Overall, we believe All-Stars XL faired quite well, given a year with multiple market reversals. To prove that this is not just a lame excuse, we compare our All-Stars XL portfolio against some of our competition. The chart above shows that All-Stars XL performed admirably against its competitors. In particular:

  • Keller’s Bold Asset Allocation is the only strategy beating All-Stars XL over the past two years. However, it is worth noting that Keller’s strategy takes almost the entirety of its edge from March 2022. Throughout the remainder of the period, the strategy trails All-Stars XL.
  • Logical Invest’s Universal Investment Strategy did fairly well, with a performance closely tracking the 60/40 benchmark. However, this high correlation raises questions about the effectiveness of the strategy.
  • Livingston’s Mama Bear did quite well in 2022, but ended 2023 flat, severely underperforming the 60/40 benchmark.
  • Scott Juds’ SectorSurfer ETF (WIZ) suffered tremendously in 2022 and was unable to recover in 2023. This is most likely why the ETF was delisted in November 2023. We are sorry to see it go – after all our Round Robin was heavily inspired by Juds’ SectorSurfer strategies.
  • Engineered Portfolio’s Accelerating Dual Momentum trails the field, mostly due to steep losses in 2022. This makes sense, as the strategy relies on long-term Treasuries as its risk-off asset, which was an unfortunate choice in 2022. The strategy’s 2023 performance actually comes close to the benchmark, which is a great result.
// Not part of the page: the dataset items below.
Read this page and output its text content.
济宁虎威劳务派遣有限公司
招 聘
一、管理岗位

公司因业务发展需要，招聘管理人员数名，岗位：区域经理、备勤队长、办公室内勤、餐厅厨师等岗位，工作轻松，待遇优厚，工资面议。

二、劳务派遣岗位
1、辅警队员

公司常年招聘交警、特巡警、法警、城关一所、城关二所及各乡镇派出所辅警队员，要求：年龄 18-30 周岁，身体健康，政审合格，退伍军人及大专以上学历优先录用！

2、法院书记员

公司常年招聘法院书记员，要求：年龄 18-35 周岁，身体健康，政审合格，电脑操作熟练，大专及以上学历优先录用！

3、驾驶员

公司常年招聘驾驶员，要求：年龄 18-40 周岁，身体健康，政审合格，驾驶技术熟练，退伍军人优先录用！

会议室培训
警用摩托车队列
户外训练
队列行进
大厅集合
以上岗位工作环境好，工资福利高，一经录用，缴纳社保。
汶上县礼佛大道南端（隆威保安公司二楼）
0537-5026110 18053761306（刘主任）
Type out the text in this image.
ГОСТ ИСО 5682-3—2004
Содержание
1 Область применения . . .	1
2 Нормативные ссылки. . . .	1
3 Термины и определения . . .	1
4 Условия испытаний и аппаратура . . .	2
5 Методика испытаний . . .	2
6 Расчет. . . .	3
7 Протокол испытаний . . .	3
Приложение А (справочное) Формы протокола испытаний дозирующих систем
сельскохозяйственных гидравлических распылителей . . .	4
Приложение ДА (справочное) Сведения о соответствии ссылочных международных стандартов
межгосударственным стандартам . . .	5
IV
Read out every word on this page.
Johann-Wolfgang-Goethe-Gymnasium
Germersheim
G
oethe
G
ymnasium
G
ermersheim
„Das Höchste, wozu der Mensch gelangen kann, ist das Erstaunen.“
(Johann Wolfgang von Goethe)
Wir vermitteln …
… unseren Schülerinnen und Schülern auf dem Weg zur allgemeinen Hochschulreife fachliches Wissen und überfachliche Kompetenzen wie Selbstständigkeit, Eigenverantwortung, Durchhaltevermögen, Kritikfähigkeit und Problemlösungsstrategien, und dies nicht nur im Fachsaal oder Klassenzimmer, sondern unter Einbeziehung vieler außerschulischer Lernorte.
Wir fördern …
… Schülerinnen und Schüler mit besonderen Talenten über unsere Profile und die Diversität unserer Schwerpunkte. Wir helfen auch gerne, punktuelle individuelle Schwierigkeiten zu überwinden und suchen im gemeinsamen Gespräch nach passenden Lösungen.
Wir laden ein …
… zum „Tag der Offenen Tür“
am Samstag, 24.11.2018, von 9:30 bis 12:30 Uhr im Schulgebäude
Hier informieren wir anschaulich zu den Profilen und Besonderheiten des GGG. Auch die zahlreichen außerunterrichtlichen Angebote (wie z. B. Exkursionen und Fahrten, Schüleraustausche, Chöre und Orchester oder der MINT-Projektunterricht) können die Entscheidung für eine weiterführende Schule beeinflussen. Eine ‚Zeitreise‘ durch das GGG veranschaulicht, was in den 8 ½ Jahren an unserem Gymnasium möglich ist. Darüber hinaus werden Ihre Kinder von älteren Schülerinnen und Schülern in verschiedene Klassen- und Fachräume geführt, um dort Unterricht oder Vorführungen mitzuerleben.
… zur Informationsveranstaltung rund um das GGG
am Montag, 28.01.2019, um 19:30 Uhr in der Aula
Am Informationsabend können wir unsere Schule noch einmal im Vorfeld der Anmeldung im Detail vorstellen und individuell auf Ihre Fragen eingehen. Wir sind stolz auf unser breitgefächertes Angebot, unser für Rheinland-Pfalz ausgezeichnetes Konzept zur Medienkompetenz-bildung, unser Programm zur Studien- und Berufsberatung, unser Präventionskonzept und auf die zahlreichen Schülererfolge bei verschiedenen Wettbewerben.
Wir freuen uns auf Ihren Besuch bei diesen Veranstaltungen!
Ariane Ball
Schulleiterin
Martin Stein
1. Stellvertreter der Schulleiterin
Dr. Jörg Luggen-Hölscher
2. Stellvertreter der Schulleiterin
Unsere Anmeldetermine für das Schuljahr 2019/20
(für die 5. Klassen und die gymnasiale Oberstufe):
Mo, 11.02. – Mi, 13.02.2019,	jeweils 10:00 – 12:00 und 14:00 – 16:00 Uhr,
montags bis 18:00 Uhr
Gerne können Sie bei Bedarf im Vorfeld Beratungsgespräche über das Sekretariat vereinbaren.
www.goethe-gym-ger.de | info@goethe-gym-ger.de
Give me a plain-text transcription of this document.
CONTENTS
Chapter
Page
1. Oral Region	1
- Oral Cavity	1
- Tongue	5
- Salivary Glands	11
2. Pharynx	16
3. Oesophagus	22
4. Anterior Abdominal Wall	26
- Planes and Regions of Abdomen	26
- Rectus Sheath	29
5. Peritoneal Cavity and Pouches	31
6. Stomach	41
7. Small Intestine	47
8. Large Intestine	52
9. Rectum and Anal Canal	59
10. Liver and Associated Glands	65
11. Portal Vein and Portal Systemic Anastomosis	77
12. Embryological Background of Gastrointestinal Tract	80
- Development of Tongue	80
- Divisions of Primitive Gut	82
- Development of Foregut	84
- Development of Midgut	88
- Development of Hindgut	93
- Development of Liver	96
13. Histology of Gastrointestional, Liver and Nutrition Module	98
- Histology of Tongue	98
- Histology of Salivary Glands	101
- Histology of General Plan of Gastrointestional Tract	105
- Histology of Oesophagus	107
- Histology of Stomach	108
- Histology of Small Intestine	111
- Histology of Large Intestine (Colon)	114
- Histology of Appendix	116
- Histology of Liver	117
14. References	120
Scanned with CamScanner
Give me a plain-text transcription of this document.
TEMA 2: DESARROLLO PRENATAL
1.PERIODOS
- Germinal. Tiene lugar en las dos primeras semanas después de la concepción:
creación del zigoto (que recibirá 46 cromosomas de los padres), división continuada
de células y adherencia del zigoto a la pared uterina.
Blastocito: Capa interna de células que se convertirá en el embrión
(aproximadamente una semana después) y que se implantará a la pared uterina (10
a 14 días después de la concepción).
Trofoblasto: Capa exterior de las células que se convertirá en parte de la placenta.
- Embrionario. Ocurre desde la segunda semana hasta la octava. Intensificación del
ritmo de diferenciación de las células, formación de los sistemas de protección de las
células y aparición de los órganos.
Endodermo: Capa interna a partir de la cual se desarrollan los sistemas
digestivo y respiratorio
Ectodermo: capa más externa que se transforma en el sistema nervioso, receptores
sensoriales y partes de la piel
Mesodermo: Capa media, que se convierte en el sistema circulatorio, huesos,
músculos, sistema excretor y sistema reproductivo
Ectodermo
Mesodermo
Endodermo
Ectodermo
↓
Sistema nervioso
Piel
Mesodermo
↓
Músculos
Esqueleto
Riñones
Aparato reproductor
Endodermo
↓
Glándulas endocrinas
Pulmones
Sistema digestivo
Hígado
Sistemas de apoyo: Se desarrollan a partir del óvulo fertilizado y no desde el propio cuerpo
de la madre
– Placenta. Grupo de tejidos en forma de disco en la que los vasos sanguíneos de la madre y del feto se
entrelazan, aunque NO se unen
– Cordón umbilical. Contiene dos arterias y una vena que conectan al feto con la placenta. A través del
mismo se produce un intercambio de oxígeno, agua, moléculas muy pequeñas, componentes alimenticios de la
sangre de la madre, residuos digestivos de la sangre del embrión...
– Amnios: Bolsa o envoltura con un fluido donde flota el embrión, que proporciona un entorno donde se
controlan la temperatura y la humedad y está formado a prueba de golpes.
Live Trading vs. Backtests

Simulations are good, but ultimately, we need to confirm that these backtests track live trading with reasonable accuracy. To do so, we compare our backtests against a six-figure account we are trading. Over the observed period, this account has been invested in All-Stars Total Return (v2, v3), and All-Stars XL (v1, v2). Also, the were a number of withdrawals from that account. We stitched together the various backtests to reflect the strategy changes, and we adjusted the account values for the withdrawals.

Live trading vs backtests: 2022-2023

The chart above shows how live trading is tracking the backtests. We can see that TuringTrader’s backtests very accurately represent the performance achieved in live trading. The tracking curve shows some daily fluctuations, of about one percent, but overall remains flat, illustrating that our assumptions about fills and commissions are realistic. The majority of the static error was incurred in Q1/2022 and is most likely related to changes in the account’s strategy.


Overall, we believe that this comparison shows that TuringTrader’s All-Stars XL is a best-in-class portfolio, offering tangible advantages over comparable strategies. Further, we believe that our portfolios will continue to outperform, especially when market environments return to more predictable sentiment. And finally, our backtests accurately reflect live trading performance, allowing our members to invest with great confidence.